The majority of HPV tests on the market are testing for the presence of viral DNA, but a few test for RNA instead. Viruses use DNA to make RNA which in turn makes proteins. It is hoped that tests looking for RNA should be positive less often because they will only detect viruses that are making proteins (i.e. those that are established infections). It is also possible that there will only be enough HPV RNA to detect when the virus is causing a high-grade infection. Because of this some people have argued that although the RNA based tests are very good at detecting high-grade disease, it is not safe to only use them once every six years. The argument goes that whereas DNA-based tests identify women as soon as they are infected with HPV, RNA-based tests may only detect women sometime later when the infection is further on its way to becoming cancer.

In a study that could perhaps only be done in California, 25 couples were tested for HPV DNA five times over six weeks including within 24 hours of sexual intercourse and after 48 hours of abstinence. Within 24 hours of sexual intercourse 20 of the 22 women whose male partners had HPV DNA detected had the same HPV type detected. After 48 hours of abstinence, only 14 of the women had the same HPV type as their 22 HPV positive male partners. This suggests that in 6 women the HPV detected within 24 hours was not a true infection but simply HPV particles deposited in their vagina from their male partner during intercourse.  Unfortunately, this study did not also use RNA testing, but it is tempting to predict that those six women would not have tested positive on a test for HPV RNA.

A recent study looked at what happened over six years to women tested with both an DNA-based and an RNA-based HPV test in Germany. The study found that at six years 0.31% of women initially negative on the RNA test had high-grade disease (very similar to the 0.27% for DNA test-negative women in the study mentioned earlier) compared with 0.22% for women negative on the DNA based test.
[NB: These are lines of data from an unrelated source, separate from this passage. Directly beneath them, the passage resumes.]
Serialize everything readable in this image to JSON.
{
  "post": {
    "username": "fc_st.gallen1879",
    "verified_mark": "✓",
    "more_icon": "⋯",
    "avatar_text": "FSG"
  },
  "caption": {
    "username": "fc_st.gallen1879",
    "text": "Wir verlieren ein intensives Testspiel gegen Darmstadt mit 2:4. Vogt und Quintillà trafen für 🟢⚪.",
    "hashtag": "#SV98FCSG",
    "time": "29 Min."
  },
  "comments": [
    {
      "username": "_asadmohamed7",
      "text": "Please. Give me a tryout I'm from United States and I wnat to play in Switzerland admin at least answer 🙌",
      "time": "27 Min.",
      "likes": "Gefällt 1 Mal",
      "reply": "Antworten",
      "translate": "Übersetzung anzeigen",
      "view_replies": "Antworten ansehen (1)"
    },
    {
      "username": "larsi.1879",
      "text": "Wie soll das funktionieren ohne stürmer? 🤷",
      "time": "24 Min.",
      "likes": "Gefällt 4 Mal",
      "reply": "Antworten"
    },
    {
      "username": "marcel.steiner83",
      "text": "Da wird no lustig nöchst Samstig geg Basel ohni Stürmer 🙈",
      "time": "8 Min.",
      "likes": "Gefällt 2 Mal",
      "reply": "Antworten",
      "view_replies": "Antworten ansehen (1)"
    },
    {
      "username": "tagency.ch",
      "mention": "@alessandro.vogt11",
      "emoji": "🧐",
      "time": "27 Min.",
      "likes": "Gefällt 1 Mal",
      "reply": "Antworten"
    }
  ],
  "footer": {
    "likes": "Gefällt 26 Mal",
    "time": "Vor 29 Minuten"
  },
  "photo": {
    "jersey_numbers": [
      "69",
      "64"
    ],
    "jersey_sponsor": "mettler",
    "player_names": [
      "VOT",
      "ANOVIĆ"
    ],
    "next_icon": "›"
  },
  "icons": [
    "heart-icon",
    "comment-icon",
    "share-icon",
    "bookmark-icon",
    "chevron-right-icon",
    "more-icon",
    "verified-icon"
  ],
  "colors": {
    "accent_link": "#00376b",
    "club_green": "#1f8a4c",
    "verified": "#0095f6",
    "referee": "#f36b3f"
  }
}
The difference was not statistically significant. Women in the study also had cytology at baseline. Of those negative on cytology, 0.93% had developed high-grade disease by six years. For both the DNA test and the RNA test the amount of disease found in test-negative women over 6 years is less than half of what is found in cytology negative women. So, the authors conclude that screening using the RNA test once every six years is safe.

The study did not look at how long after a new HPV infection, HPV RNA can be detected, but the results strongly suggest that RNA can be detected immediately after infection and that there are no fundamental differences in the type of infections detectable by DNA-based and RNA-based tests.

The views expressed are those of the author. Posting of the blog does not signify that the Cancer Prevention Group endorse those views or opinions.